Orange County, Florida, was a hot spot in the 1920s for a voter registration movement that had sparked across the state. Black churches, NAACP chapters, labor unions, and more tried to encourage black Floridians to register to vote. Paul Ortiz says their goal was to break white supremacy. He is a history professor at the University of Florida.
"On election day hundreds of African Americans tried to register—or tried to vote—all throughout western Orange County... Especially in Ocoee, there was a large group that tried to vote and were turned away from the polls on several occasions," Ortiz says.
One of the people turned away was Moses Norman. He went to an attorney who advised him to start recording who was not permitted to vote and who was denying them, which Ortiz says, was a serious threat because if Norman could prove the state was limiting people's right to vote, Florida could lose congressional representation.
"So if you're documenting that and you're providing evidence to the NAACP, you're public enemy number one, and the authorities are going to target you for violence," Ortiz says.
Norman fled to the house of a prominent black leader in Ocoee named Julius "July" Perry. A white posse formed and was deputized by the county sheriff to find and arrest the two men. The posse captured Perry, and later hanged, lynched, and shot him. They also tried finding Norman, but he escaped. A mob then burned black-owned property. Including two churches and more than 20 houses—causing black residents to flee. Their land was later sold.
"The Ocoee Election Day Massacre is still to this day, the bloodiest day in American political history," Sen. Randolph Bracy (D-Orlando) says.

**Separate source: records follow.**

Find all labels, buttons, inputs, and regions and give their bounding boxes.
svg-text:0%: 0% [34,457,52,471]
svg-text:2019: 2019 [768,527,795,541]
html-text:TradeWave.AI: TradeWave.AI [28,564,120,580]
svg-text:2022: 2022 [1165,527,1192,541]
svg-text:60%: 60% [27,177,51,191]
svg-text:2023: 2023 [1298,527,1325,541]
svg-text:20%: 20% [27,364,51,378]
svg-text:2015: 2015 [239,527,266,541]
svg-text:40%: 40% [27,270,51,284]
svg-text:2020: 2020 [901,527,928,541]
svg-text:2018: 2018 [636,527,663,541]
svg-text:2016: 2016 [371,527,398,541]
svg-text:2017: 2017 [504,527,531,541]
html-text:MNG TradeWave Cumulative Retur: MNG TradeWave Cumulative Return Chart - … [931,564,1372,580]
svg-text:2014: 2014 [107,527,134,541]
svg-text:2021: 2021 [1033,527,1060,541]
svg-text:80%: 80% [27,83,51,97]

Ortiz notes due to a cover-up, it is not known precisely how many people were killed. Estimates range from 3 to 60 black residents. Now Bracy is pushing a bill to direct the Commissioner of Education's African American History Task Force to see how the massacre can be taught in schools. It also would direct the Secretary of State to see how museums can teach and include it in the Smithsonian Institution.
"I think it's important that we talk about our history... I think it's important for really true racial reconciliation that we acknowledge our history, and I think that's how we move forward... I think this bill is a step in that direction," he says.
Bracy's proposal would allow officials to see if any state park can be named after the massacre's victims. The bill has gained almost unanimous support in the legislature.
"We must always talk about the right to vote. The basic right of people to participate in government... When atrocities happen that try to erect barriers to voting, we must identify them. Tell the story, or we're doomed to repeat it," Sen. Darryl Rouson (D-St. Petersburg) says.
The only lawmaker to vote against the bill in a committee is Sen. Dennis Baxley (R-Lady Lake). The proposal passed a full chamber vote in the Senate. It's unclear what the House will do with the bill as the legisaltion never made it out of reference committees.